I've had two pretty negative experiences with my Crossfit coach these past weeks... and after the one this morning, I went with the "calling her out" approach. I'm a frustrated crier, so I went with the email approach. Open letter to a Crossfit coach below.
Your words from this morning have been rattling around in my brain for the past two and a half hours, and I wanted to discuss them with you - so you'll know where I'm coming from. They hurt. There's really no other way to put it, but on the off-chance that you weren't aware, I wanted to tell you. I'm not writing this because I'm mad, though there is some of that as well. I'm writing it because I'm disappointed and hurt, and as my coach, I feel that you're the last person in the world who should make me feel hurt and discouraged. I'm also hoping that you weren't aware that your words made me feel this way, and by telling you that they do - that it won't happen again. I know that I'm a bit of the class clown, and that my sense of humor may make it seem like I don't mind being the butt of a joke, but sometimes - I do.
My experience with IAC has been very different this year than it was last year. This year, I decided to get off my grain-loving butt and devote myself to Paleo. It's been really, really hard for me and until Saturday, I was damn proud that I hadn't so much as eeked in a pita on my food log. Instead of any praise, this morning I got "Well, I knew you'd cheat". Ouch. I started paleo immediately following Christmas because I didn't want the extra workouts and the deprivation insanity to start at the same time. So this isn't week 4 for me, it's week 6. That's six weeks for a girl who couldn't go 1 day without ANY sort of bread before. I was really proud of that fact - until this morning. Maybe I'm overly sensitive following our exchange last week - but it all boils down to the way I feel - like I have a coach who doesn't believe in me.
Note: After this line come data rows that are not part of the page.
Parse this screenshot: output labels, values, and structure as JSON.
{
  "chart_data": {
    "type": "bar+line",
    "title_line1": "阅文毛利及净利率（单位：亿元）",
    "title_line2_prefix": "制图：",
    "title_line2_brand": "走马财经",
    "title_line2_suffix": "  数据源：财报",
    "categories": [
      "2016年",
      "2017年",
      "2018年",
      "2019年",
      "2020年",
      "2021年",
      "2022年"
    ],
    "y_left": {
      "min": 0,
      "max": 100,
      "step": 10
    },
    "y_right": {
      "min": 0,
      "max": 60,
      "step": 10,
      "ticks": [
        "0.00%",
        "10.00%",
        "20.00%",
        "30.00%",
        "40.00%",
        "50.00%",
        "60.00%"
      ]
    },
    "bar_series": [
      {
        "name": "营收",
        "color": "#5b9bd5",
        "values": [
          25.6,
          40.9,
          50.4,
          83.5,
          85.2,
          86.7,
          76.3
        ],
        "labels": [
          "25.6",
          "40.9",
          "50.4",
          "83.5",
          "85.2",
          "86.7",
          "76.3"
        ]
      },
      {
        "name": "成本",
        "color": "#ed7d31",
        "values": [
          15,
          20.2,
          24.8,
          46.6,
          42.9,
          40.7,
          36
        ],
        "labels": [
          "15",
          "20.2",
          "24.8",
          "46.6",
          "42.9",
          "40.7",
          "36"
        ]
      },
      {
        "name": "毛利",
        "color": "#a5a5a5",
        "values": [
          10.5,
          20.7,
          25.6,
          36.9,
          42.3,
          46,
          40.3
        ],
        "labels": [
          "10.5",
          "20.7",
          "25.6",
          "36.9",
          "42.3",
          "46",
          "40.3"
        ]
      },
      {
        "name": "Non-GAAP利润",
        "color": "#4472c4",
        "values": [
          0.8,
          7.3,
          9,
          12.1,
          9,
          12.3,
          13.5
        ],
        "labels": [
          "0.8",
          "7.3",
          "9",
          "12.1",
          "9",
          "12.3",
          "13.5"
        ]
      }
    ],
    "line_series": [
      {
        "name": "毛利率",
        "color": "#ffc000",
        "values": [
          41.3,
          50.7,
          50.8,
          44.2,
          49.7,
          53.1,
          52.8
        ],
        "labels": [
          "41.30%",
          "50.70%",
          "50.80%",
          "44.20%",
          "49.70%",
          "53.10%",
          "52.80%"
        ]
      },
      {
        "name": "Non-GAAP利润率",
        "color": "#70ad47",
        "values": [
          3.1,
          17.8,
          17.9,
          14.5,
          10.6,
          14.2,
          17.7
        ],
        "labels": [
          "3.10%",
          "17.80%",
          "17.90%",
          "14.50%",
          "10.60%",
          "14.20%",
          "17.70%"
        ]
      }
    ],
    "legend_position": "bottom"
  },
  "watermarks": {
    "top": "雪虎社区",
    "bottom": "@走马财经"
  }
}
Last year, my IAC coach was Carey. I'm not telling you this to impart any sort of "my ex was hotter" type strategy - but because I think she's a stunning example of what a coach should be. I didn't do every single prescribed extra workout last year either - but Carey was positive and enforced to us all that she was happy we were getting the extra workouts in, no matter what they were. We'd write them in our food logs - and every week she'd go over them with us, adding in any comments that she thought we needed to round out the workout (maybe some more cardio here, try to get in some more weights there) and even when I ate a BAGEL last year - it was more of a "hey, you're doing so well, don't do that". It was criticism but I never felt like a dog, getting smacked on the nose with a newspaper.
When you asked us all to fill out a form giving you feedback on your coaching style, and how we liked to be coached, I did it. I was hoping that this might impart that while sometimes I need a boot to the backside - I also need a cheerleader. I need someone to believe in me other than myself. When I did lean lifting over the break with Anna and Cat - I was amazed. Holy crap, I can lift like they do. They were nothing but positive influences on my lifting and the eye opening partners that I needed. I did the same amount on press as Erika did this last time. ERIKA. I remember joining our class, struggling to do my 45#, and looking at her thinking I'd never, ever be able to lift in her group. I can. That's the type of reinforcement I need from a coach. I don't want this to feel like I'm berating you incessantly. I'm trying to open your eyes, tell you how I feel, and what I need. Right now, I feel like you don't believe in me, and that you haven't - and I get to spend the next six weeks in our IAC group. Not a great prospect at the moment.